Best Buy (NYSE:BBY) CEO and President Hubert Joly, reported on Tuesday morning that consumer traffic is increasing online which is causing a decline in consumers visiting brick and mortar stores. He continued by saying that Best Buy (NYSE:BBY) would be capitalizing, in the near future, on the shift that is occurring in consumer shopping patterns.
Joly stated that he wants to give customers a multi-channel experience which will result in the customer coming back to Best Buy (NYSE:BBY) one way or the other; by doing this he hopes to create customer loyalty with an increasing sales through different channels.
In order to do this, Joly reported that the company will increase its investments in initiatives that favor the customers; the retailer will do so for both virtual and physical channels.
Chief Financial Officer (CFO) and executive vice president, Sharon McCollam, added to Joly’s statement by saying that the industry is not doing too well in the consumer electronics category – a category that Best Buy (NYSE:BBY) competes in.

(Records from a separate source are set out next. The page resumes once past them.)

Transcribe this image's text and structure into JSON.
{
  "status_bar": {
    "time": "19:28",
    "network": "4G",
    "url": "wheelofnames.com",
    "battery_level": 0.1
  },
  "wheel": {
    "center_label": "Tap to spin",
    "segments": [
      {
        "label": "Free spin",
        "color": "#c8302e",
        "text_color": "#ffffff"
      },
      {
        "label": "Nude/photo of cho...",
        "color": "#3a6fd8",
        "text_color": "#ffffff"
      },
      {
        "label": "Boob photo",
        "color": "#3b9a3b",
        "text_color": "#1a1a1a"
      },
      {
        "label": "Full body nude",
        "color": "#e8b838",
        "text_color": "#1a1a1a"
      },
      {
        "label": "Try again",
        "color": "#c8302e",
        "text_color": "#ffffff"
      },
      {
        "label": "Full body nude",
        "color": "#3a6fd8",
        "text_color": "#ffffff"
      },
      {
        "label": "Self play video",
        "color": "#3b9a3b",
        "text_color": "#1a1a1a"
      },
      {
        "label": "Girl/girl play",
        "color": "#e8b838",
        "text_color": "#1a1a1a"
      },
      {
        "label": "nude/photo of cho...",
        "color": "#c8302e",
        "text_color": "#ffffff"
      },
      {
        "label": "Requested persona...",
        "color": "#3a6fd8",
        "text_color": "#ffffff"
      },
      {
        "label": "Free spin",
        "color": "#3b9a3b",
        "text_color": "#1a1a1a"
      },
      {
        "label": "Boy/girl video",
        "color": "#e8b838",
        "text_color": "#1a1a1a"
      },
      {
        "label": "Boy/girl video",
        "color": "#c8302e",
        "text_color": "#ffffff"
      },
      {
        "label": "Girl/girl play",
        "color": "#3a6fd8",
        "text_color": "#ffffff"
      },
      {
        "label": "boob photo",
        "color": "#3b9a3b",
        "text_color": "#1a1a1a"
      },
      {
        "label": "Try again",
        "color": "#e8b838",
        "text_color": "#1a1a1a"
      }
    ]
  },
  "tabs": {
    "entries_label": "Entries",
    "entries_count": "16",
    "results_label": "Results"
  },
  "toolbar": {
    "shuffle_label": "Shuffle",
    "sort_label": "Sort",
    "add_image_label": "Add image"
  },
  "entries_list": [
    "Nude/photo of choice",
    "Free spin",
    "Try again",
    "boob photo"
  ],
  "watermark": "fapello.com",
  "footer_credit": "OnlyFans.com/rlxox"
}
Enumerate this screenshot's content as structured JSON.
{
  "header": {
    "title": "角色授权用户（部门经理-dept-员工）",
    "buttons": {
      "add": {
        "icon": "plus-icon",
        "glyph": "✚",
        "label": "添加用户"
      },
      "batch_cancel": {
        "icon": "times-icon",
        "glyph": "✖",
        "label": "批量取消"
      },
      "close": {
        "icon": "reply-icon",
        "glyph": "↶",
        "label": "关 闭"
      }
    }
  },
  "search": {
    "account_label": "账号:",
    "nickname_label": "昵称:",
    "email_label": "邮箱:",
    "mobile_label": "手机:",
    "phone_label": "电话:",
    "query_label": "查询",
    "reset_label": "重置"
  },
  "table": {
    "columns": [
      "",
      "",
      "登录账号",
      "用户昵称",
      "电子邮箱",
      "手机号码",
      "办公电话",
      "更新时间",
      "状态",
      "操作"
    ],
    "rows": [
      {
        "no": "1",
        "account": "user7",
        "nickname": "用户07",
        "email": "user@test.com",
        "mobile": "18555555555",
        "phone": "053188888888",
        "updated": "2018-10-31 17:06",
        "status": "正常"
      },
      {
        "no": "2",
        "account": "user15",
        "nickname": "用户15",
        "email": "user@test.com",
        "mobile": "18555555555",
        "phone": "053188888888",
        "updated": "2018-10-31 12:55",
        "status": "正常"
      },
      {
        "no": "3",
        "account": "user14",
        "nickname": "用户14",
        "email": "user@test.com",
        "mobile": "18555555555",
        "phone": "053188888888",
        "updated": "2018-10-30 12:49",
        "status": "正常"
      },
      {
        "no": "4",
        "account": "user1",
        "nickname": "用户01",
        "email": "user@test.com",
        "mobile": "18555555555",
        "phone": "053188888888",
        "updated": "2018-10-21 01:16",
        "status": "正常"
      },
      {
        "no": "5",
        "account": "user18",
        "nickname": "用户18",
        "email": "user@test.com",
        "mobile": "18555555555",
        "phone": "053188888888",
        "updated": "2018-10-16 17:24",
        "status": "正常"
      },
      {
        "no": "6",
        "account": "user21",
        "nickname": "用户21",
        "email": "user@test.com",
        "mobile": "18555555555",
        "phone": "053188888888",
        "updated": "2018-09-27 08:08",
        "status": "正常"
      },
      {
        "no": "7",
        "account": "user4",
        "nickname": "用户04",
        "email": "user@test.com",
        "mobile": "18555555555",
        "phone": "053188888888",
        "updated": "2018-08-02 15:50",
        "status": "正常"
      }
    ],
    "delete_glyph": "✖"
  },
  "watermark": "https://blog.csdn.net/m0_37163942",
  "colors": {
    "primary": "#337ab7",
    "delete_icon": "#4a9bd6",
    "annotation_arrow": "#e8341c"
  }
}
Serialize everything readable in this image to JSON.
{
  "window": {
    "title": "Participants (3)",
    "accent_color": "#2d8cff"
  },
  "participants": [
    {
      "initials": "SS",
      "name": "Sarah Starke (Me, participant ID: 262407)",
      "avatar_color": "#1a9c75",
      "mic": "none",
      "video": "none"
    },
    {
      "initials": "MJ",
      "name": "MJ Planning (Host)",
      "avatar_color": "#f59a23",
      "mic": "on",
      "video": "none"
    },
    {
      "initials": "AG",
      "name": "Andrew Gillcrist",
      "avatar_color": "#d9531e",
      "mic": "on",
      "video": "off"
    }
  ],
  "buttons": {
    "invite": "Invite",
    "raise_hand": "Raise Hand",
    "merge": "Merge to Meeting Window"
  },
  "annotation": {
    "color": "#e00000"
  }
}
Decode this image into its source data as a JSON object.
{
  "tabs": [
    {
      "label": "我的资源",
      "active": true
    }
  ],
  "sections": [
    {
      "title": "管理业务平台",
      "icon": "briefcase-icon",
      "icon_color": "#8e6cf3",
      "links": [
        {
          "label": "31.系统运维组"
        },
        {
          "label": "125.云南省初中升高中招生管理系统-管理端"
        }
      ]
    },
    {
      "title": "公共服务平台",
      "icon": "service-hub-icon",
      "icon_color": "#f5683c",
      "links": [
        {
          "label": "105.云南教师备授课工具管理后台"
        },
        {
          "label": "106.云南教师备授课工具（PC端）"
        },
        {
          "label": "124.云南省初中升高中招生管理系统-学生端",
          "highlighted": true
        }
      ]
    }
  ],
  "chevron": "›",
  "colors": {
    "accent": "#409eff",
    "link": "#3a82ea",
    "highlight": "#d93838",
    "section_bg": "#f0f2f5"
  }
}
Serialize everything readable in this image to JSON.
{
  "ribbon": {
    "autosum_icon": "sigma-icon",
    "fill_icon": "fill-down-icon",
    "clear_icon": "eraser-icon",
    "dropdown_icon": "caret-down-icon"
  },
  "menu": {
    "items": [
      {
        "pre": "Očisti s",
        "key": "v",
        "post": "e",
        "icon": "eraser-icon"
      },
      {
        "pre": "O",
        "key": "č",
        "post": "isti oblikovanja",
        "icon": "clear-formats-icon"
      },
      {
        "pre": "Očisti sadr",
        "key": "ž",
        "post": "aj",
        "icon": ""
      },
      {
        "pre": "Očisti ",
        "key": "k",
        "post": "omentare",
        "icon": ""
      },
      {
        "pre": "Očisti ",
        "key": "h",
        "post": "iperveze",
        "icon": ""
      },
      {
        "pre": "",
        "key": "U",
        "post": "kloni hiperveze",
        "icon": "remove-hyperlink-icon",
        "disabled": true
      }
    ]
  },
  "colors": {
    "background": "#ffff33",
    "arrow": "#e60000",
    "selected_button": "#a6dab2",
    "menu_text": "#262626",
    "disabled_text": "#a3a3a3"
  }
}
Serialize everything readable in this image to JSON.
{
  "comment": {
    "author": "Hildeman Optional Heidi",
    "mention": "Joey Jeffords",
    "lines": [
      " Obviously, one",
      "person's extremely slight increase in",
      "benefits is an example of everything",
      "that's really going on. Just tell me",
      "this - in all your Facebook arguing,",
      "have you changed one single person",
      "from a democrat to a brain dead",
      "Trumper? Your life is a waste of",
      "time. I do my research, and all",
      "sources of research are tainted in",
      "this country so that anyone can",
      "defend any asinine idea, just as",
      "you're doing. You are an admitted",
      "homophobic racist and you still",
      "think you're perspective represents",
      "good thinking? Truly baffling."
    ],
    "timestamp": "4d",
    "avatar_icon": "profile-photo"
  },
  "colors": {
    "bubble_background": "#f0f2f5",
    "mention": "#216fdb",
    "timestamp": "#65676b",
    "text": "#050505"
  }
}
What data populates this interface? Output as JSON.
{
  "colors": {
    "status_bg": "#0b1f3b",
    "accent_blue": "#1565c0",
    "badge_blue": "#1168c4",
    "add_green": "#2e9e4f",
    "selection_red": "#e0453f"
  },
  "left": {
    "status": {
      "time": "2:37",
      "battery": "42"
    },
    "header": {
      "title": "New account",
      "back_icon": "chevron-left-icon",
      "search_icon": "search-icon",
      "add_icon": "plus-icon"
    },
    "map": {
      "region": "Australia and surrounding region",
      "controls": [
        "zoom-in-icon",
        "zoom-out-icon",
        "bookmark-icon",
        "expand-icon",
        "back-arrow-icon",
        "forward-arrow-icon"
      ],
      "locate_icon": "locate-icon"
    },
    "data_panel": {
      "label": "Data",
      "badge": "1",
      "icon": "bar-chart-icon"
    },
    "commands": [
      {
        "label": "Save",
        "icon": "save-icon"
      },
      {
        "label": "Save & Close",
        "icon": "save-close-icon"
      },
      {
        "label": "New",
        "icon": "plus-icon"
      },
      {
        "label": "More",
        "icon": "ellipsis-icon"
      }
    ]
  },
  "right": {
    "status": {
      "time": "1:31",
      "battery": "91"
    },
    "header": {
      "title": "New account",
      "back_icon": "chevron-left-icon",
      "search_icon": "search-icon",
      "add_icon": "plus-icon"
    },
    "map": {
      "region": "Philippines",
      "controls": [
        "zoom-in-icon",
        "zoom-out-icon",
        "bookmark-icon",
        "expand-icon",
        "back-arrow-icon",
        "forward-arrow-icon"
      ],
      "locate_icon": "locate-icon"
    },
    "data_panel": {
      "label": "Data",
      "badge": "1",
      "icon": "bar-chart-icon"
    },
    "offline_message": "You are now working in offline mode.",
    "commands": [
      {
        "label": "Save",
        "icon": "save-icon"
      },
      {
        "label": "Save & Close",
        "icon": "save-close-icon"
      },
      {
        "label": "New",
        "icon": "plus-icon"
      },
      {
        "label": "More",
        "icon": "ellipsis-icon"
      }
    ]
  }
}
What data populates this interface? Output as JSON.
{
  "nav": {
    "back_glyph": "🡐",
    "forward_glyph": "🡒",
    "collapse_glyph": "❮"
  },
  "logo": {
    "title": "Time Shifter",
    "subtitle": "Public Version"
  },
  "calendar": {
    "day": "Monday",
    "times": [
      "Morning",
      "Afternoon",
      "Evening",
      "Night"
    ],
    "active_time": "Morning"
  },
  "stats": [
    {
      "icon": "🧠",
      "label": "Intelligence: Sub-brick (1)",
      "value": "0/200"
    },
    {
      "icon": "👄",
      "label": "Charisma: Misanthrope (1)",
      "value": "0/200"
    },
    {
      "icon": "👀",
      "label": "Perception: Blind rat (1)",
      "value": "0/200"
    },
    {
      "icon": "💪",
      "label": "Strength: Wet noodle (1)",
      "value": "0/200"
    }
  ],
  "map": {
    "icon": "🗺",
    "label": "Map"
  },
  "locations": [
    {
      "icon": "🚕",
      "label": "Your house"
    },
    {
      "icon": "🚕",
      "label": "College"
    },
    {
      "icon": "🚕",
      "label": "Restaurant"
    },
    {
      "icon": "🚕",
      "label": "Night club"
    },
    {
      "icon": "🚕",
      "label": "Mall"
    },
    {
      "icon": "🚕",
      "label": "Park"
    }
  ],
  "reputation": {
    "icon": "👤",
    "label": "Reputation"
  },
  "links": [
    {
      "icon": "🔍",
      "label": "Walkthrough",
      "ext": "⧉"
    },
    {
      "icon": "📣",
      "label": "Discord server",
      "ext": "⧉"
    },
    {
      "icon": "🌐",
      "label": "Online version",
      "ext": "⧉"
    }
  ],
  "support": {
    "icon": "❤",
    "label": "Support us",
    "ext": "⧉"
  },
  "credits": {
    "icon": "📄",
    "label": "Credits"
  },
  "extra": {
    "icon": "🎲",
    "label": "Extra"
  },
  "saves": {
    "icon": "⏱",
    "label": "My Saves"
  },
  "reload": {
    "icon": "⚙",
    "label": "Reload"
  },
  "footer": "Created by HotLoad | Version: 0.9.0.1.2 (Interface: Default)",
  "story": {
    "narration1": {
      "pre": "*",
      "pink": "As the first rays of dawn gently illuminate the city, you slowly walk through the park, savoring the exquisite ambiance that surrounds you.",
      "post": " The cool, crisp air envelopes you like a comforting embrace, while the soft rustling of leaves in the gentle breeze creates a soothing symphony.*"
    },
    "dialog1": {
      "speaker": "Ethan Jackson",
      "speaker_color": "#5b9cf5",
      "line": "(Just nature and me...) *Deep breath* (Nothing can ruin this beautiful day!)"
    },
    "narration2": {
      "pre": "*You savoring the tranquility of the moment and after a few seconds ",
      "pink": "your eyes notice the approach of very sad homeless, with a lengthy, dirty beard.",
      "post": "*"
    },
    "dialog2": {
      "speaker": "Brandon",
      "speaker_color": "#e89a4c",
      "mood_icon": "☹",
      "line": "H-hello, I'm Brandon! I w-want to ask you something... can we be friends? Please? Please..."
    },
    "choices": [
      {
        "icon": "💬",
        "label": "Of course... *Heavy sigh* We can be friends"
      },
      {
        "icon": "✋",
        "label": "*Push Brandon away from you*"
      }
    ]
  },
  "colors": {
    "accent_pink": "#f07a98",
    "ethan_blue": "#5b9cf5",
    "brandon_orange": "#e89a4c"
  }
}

There are also flat sales in mobile phones because of the upcoming new launches. This trend might cause the Q3 and Q4 comparable sales to drop down to low single-digit.
On Tuesday morning, Best Buy’s (NYSE:BBY) shares took a dip by 4% and went as low as 4.5%. Considering the year-to-date figures the stock look in bad shape; it has a 21% decrease since 2014’s first trading day.
Kate McShane, Citi analyst stated Tuesday morning that she is surprised at how the premarket is reacting. She thinks that comparable-store sales are expected to improve because the sales figures were affected by a dip in mobile phones demand because of the newer models coming in.